The film may sound like Dirty Harry and the Hmongs in outline, but really the focus is on Harry--like any mature filmmaker, Eastwood's started looking back on his career, rethinking and recasting figures from the past. Akira Kurosawa gave us an Toshiro Mifune playing an ambitious Macbeth in Kumonosu jo (Throne of Blood, 1957), resurrected a similar figure decades later in Tatsuya Nakadai's King Lear figure in Ran (1985), then introduced a mellower, smaller-scaled version of his aging hero in Madadayo (1993); John Ford cast John Wayne as a dashing if somewhat naïve bandit in Stagecoach (1939), then much later turned him into a frighteningly bitter vigilante in The Searchers (1956). Harry thanks to Seigel's urban mythmaking became icon as well as iconoclast; Eastwood shows the loneliness, the need inside of him to reach out to people, to establish a meaningful relationship of some kind, to matter to someone once again.
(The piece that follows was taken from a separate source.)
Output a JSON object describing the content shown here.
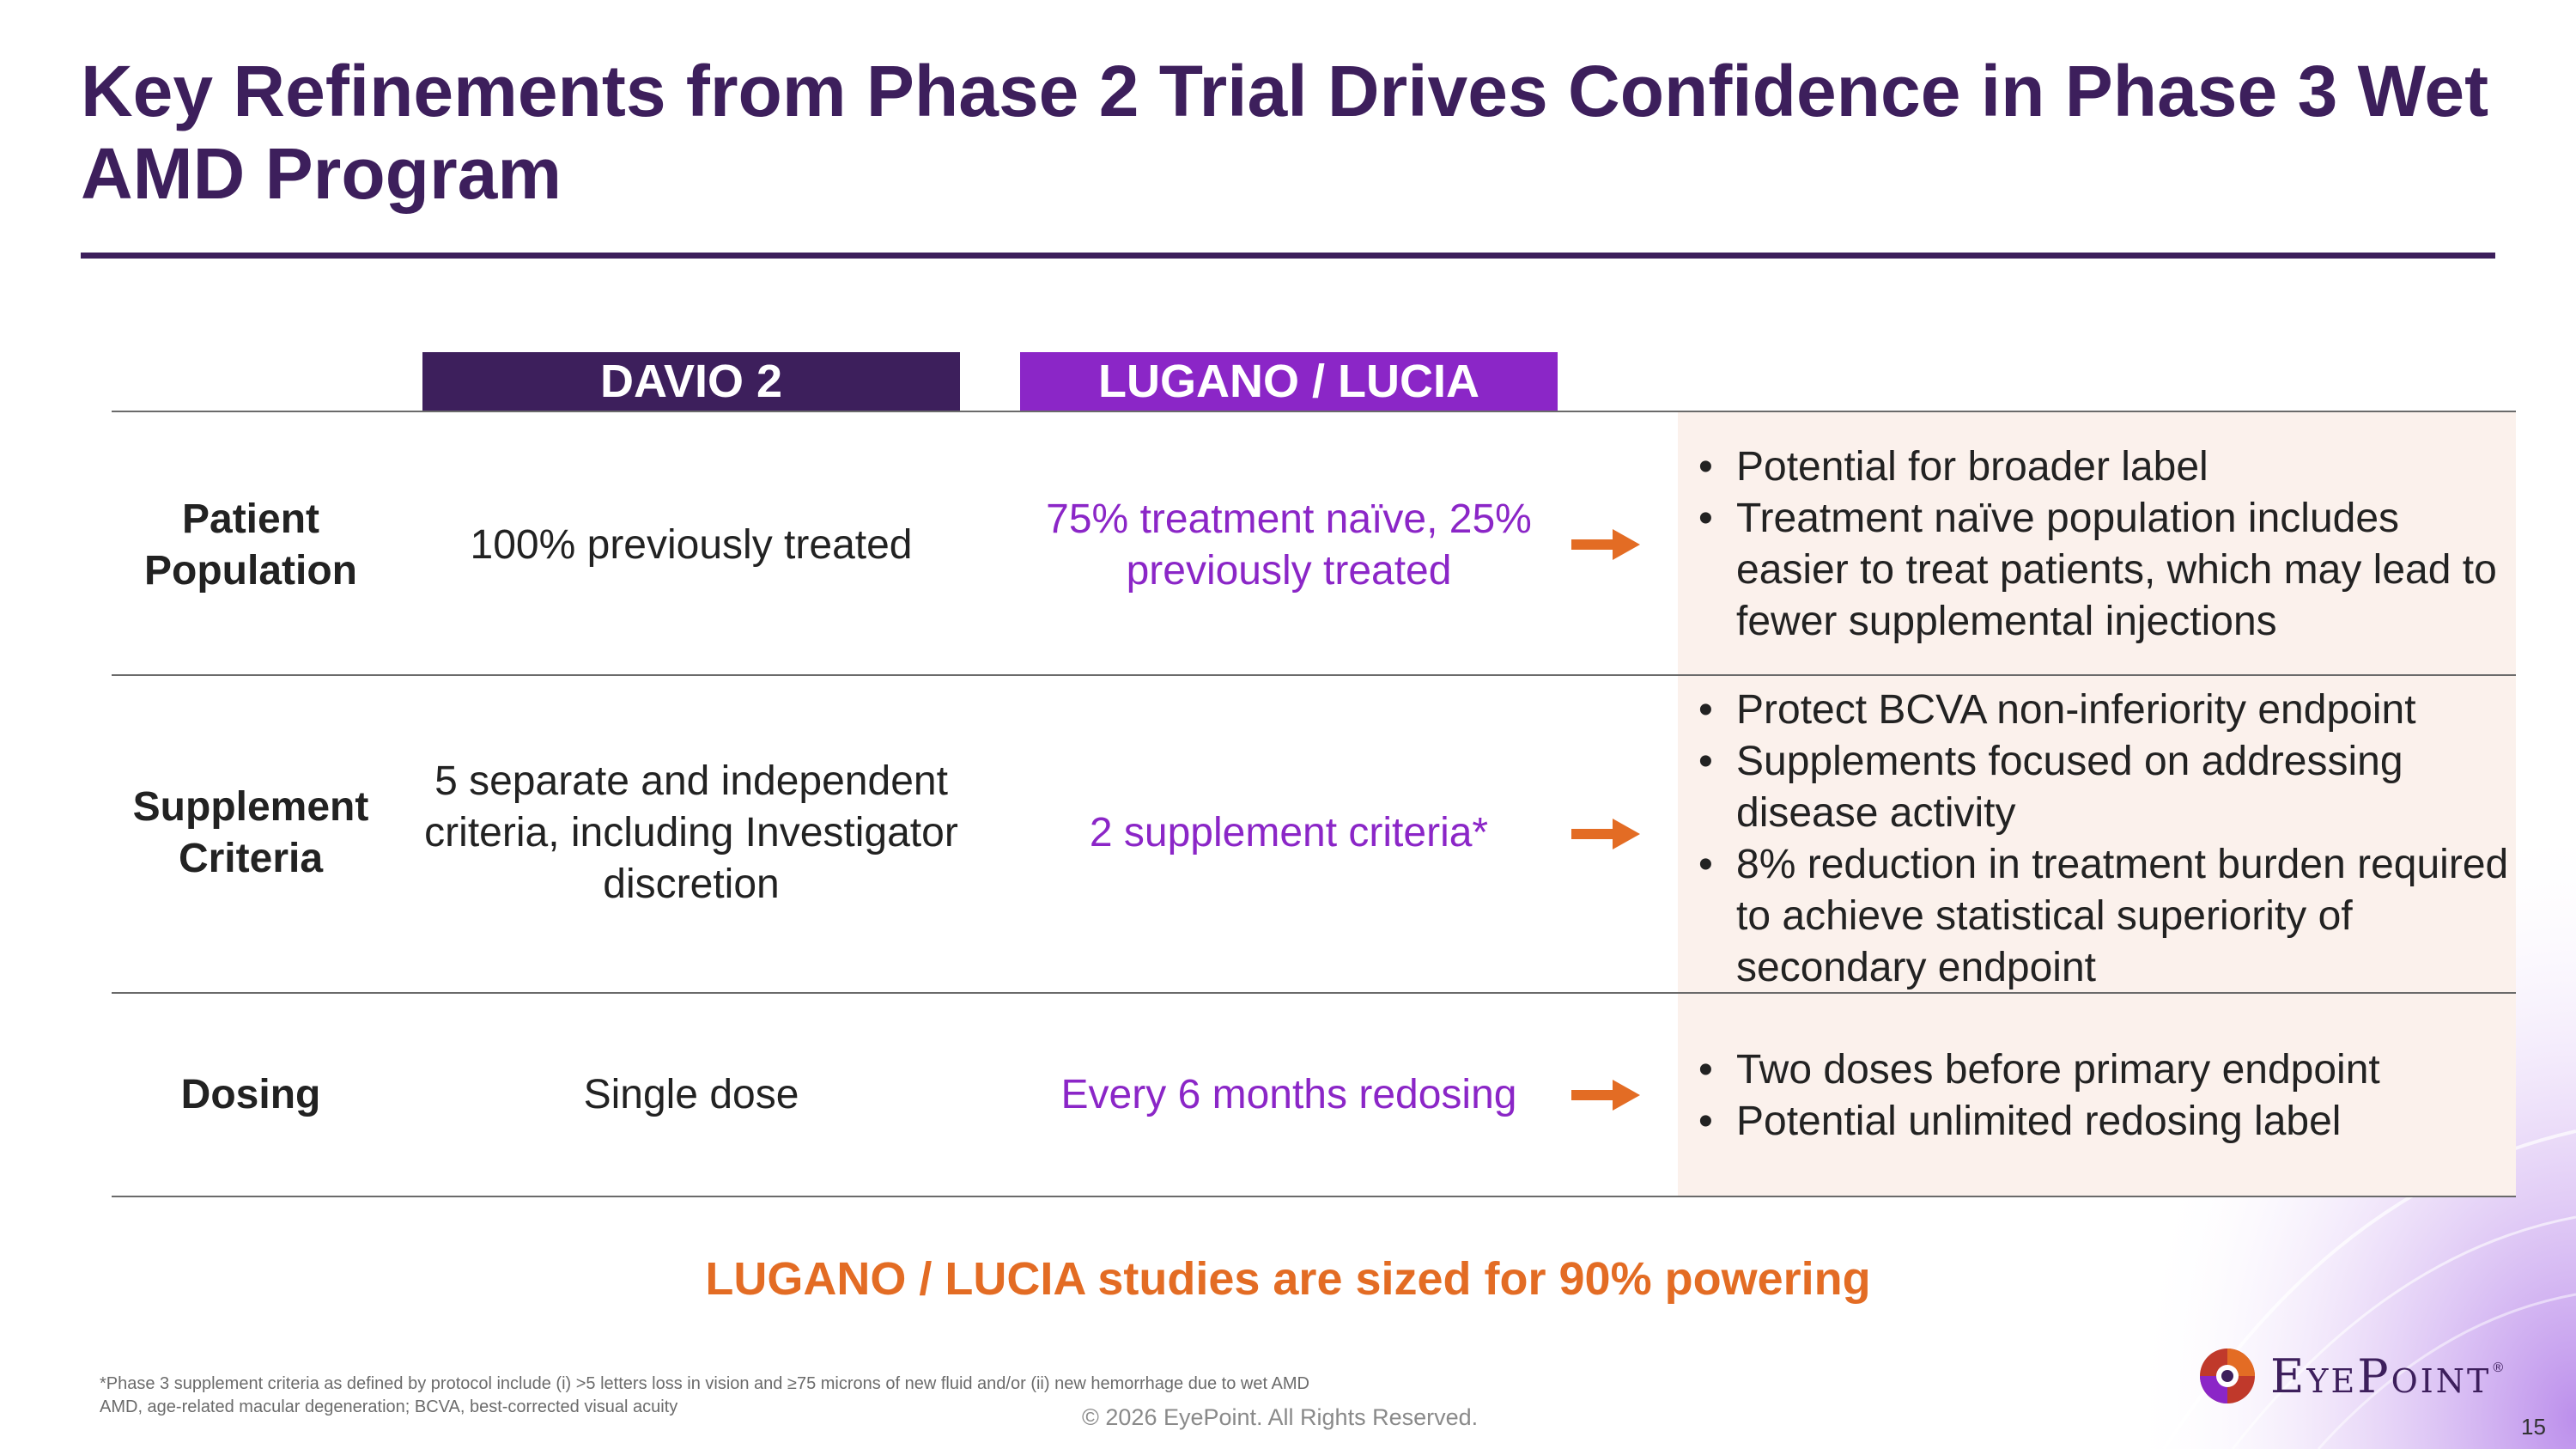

Eastwood's storytelling here, unlike say in his previous effort Changeling, is refreshingly bright and straightforward--Eastwood's always been a practitioner of meat-and-potatoes storytelling (allowing for the occasional lengthy handheld shot), and I for one prefer it when he relaxes into this default style of his, rather than straining for one somewhat different from his own (and it isn't as if that style never made for compelling cinema--look at Eastwood's A Perfect World (1993), easily my favorite of his works, or the final ten minutes of this film, both occasions where the camera achieves a languorous, almost surreal lucidity).
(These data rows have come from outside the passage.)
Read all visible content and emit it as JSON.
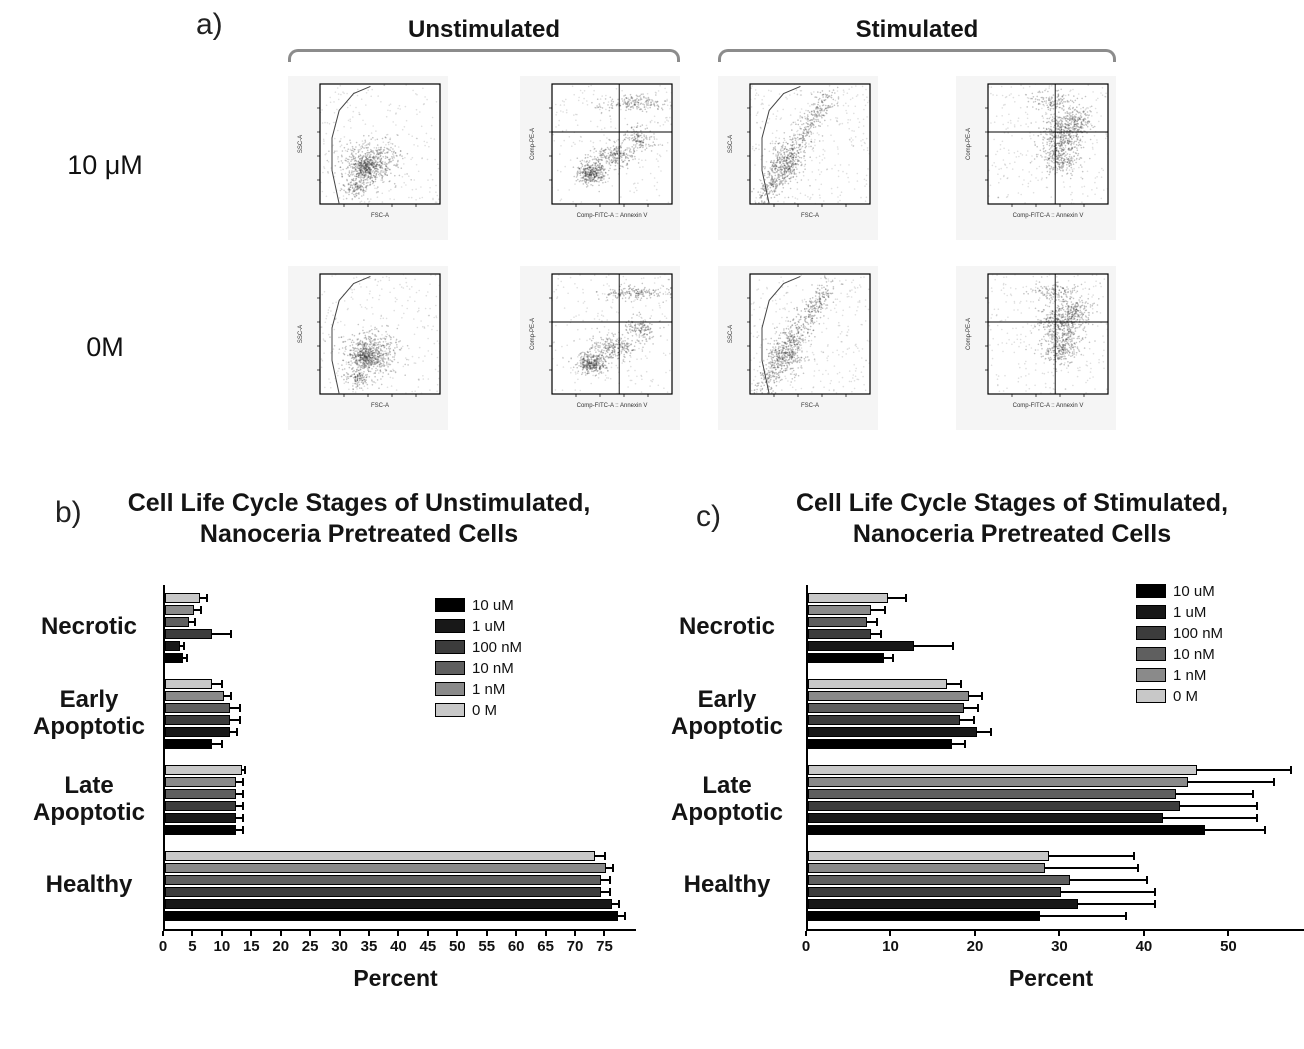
{
  "figure": {
    "panel_a_label": "a)",
    "panel_b_label": "b)",
    "panel_c_label": "c)"
  },
  "panel_a": {
    "group_headers": [
      "Unstimulated",
      "Stimulated"
    ],
    "row_labels": [
      "10 μM",
      "0M"
    ],
    "density_xlabel": "FSC-A",
    "density_ylabel": "SSC-A",
    "quad_xlabel": "Comp-FITC-A :: Annexin V",
    "quad_ylabel": "Comp-PE-A"
  },
  "chart_data": [
    {
      "id": "b",
      "type": "bar",
      "orientation": "horizontal",
      "title_lines": [
        "Cell Life Cycle Stages of Unstimulated,",
        "Nanoceria Pretreated Cells"
      ],
      "categories": [
        "Necrotic",
        "Early Apoptotic",
        "Late Apoptotic",
        "Healthy"
      ],
      "xlabel": "Percent",
      "xticks": [
        0,
        5,
        10,
        15,
        20,
        25,
        30,
        35,
        40,
        45,
        50,
        55,
        60,
        65,
        70,
        75
      ],
      "xlim": [
        0,
        79
      ],
      "grid": false,
      "legend_position": "inside-right",
      "series": [
        {
          "name": "10 uM",
          "color": "#000000",
          "values": [
            3,
            8,
            12,
            77
          ],
          "errors": [
            0.5,
            1.5,
            1,
            1
          ]
        },
        {
          "name": "1 uM",
          "color": "#181818",
          "values": [
            2.5,
            11,
            12,
            76
          ],
          "errors": [
            0.5,
            1,
            1,
            1
          ]
        },
        {
          "name": "100 nM",
          "color": "#3c3c3c",
          "values": [
            8,
            11,
            12,
            74
          ],
          "errors": [
            3,
            1.5,
            1,
            1.5
          ]
        },
        {
          "name": "10 nM",
          "color": "#5f5f5f",
          "values": [
            4,
            11,
            12,
            74
          ],
          "errors": [
            1,
            1.5,
            1,
            1.5
          ]
        },
        {
          "name": "1 nM",
          "color": "#8a8a8a",
          "values": [
            5,
            10,
            12,
            75
          ],
          "errors": [
            1,
            1,
            1,
            1
          ]
        },
        {
          "name": "0 M",
          "color": "#c8c8c8",
          "values": [
            6,
            8,
            13,
            73
          ],
          "errors": [
            1,
            1.5,
            0.5,
            1.5
          ]
        }
      ]
    },
    {
      "id": "c",
      "type": "bar",
      "orientation": "horizontal",
      "title_lines": [
        "Cell Life Cycle Stages of Stimulated,",
        "Nanoceria Pretreated Cells"
      ],
      "categories": [
        "Necrotic",
        "Early Apoptotic",
        "Late Apoptotic",
        "Healthy"
      ],
      "xlabel": "Percent",
      "xticks": [
        0,
        10,
        20,
        30,
        40,
        50
      ],
      "xlim": [
        0,
        58
      ],
      "grid": false,
      "legend_position": "top-right",
      "series": [
        {
          "name": "10 uM",
          "color": "#000000",
          "values": [
            9,
            17,
            47,
            27.5
          ],
          "errors": [
            1,
            1.5,
            7,
            10
          ]
        },
        {
          "name": "1 uM",
          "color": "#181818",
          "values": [
            12.5,
            20,
            42,
            32
          ],
          "errors": [
            4.5,
            1.5,
            11,
            9
          ]
        },
        {
          "name": "100 nM",
          "color": "#3c3c3c",
          "values": [
            7.5,
            18,
            44,
            30
          ],
          "errors": [
            1,
            1.5,
            9,
            11
          ]
        },
        {
          "name": "10 nM",
          "color": "#5f5f5f",
          "values": [
            7,
            18.5,
            43.5,
            31
          ],
          "errors": [
            1,
            1.5,
            9,
            9
          ]
        },
        {
          "name": "1 nM",
          "color": "#8a8a8a",
          "values": [
            7.5,
            19,
            45,
            28
          ],
          "errors": [
            1.5,
            1.5,
            10,
            11
          ]
        },
        {
          "name": "0 M",
          "color": "#c8c8c8",
          "values": [
            9.5,
            16.5,
            46,
            28.5
          ],
          "errors": [
            2,
            1.5,
            11,
            10
          ]
        }
      ]
    }
  ]
}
As for the ending--well, there are melodramatic finishes, and there are melodramatic finishes, and then there are melodramatic finishes, and Eastwood's final confrontation with the villainous Hmong gang is nothing if not melodramatic. All I can say is that Eastwood pulls off a neat little bit of outdoor theater (not to mention a serious mindfuck) on the gang, one that's carefully prepared for and thoroughly foreshadowed--no deus ex machina here, only a soberly arrived-at, carefully thought-out decision on a life-changing event. One can take or leave the sound of Eastwood's voice croaking mournfully away on the end credits (not that I'm an expert, but I don't think he's bad)--you find yourself either bent over laughing, clapping your hands to your ears, or (The horror! The horror!) wiping away a tear or two for poor Harry.
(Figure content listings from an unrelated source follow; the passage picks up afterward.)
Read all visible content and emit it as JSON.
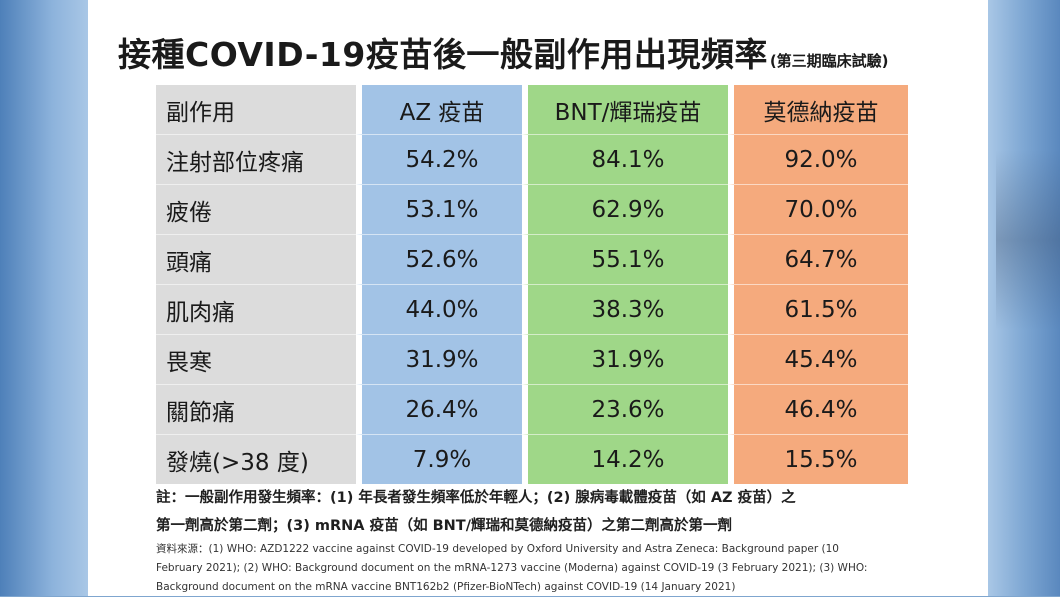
{
  "chart_data": {
    "type": "table",
    "title": "接種COVID-19疫苗後一般副作用出現頻率",
    "subtitle": "(第三期臨床試驗)",
    "columns": [
      "副作用",
      "AZ 疫苗",
      "BNT/輝瑞疫苗",
      "莫德納疫苗"
    ],
    "rows": [
      [
        "注射部位疼痛",
        "54.2%",
        "84.1%",
        "92.0%"
      ],
      [
        "疲倦",
        "53.1%",
        "62.9%",
        "70.0%"
      ],
      [
        "頭痛",
        "52.6%",
        "55.1%",
        "64.7%"
      ],
      [
        "肌肉痛",
        "44.0%",
        "38.3%",
        "61.5%"
      ],
      [
        "畏寒",
        "31.9%",
        "31.9%",
        "45.4%"
      ],
      [
        "關節痛",
        "26.4%",
        "23.6%",
        "46.4%"
      ],
      [
        "發燒(>38 度)",
        "7.9%",
        "14.2%",
        "15.5%"
      ]
    ],
    "column_colors": [
      "#dcdcdc",
      "#a2c3e6",
      "#9fd788",
      "#f5aa7d"
    ]
  },
  "note": {
    "line1": "註：一般副作用發生頻率：(1) 年長者發生頻率低於年輕人；(2) 腺病毒載體疫苗（如 AZ 疫苗）之",
    "line2": "第一劑高於第二劑；(3) mRNA 疫苗（如 BNT/輝瑞和莫德納疫苗）之第二劑高於第一劑"
  },
  "source": {
    "line1": "資料來源：(1) WHO: AZD1222 vaccine against COVID-19 developed by Oxford University and Astra Zeneca: Background paper (10",
    "line2": "February 2021); (2) WHO: Background document on the mRNA-1273 vaccine (Moderna) against COVID-19 (3 February 2021); (3) WHO:",
    "line3": "Background document on the mRNA vaccine BNT162b2 (Pfizer-BioNTech) against COVID-19 (14 January 2021)"
  }
}
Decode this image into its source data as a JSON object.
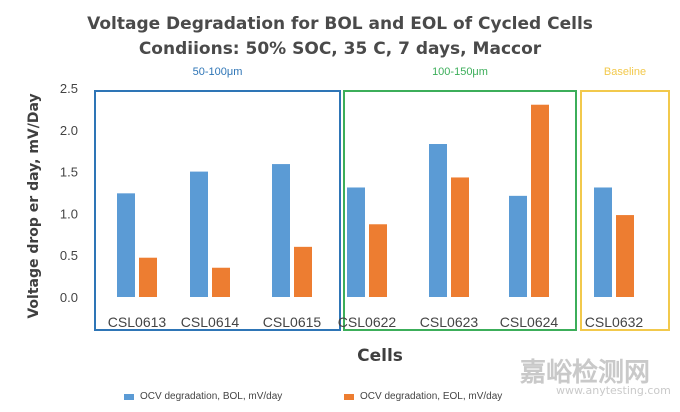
{
  "chart_data": {
    "type": "bar",
    "title": "Voltage Degradation for BOL and EOL of Cycled Cells",
    "subtitle": "Condiions: 50% SOC, 35 C, 7 days, Maccor",
    "xlabel": "Cells",
    "ylabel": "Voltage drop er day, mV/Day",
    "ylim": [
      0,
      2.5
    ],
    "yticks": [
      "0.0",
      "0.5",
      "1.0",
      "1.5",
      "2.0",
      "2.5"
    ],
    "grid": false,
    "legend_position": "bottom",
    "categories": [
      "CSL0613",
      "CSL0614",
      "CSL0615",
      "CSL0622",
      "CSL0623",
      "CSL0624",
      "CSL0632"
    ],
    "series": [
      {
        "name": "OCV degradation, BOL, mV/day",
        "color": "#5b9bd5",
        "values": [
          1.24,
          1.5,
          1.59,
          1.31,
          1.83,
          1.21,
          1.31
        ]
      },
      {
        "name": "OCV degradation, EOL, mV/day",
        "color": "#ed7d31",
        "values": [
          0.47,
          0.35,
          0.6,
          0.87,
          1.43,
          2.3,
          0.98
        ]
      }
    ],
    "groups": [
      {
        "label": "50-100μm",
        "color": "#2e75b6",
        "categories": [
          "CSL0613",
          "CSL0614",
          "CSL0615"
        ]
      },
      {
        "label": "100-150μm",
        "color": "#3cae5a",
        "categories": [
          "CSL0622",
          "CSL0623",
          "CSL0624"
        ]
      },
      {
        "label": "Baseline",
        "color": "#f2c94c",
        "categories": [
          "CSL0632"
        ]
      }
    ]
  },
  "watermark": {
    "text": "嘉峪检测网",
    "url": "www.anytesting.com"
  }
}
I know, I know, the man's name in this film is actually Walt--but whom are we fooling? Eastwood feels strongly enough about a bit of unfinished business that he devotes a whole film on finishing said business (it's a possible commentary on the regard--or relative lack of-- Eastwood has for Harry that the film for the most part is a lighthearted race-relations comedy, with guilt, loneliness and anguish a buried (carefully or not may be a matter of opinion) subtext). This is Harry's swansong, his last chance at playing civilization's champion and white man's scapegoat, all rolled up in one grizzled and crinkly package, and he takes advantage of it to the fullest; I for one don't begrudge him this final burst of energy at all, at all.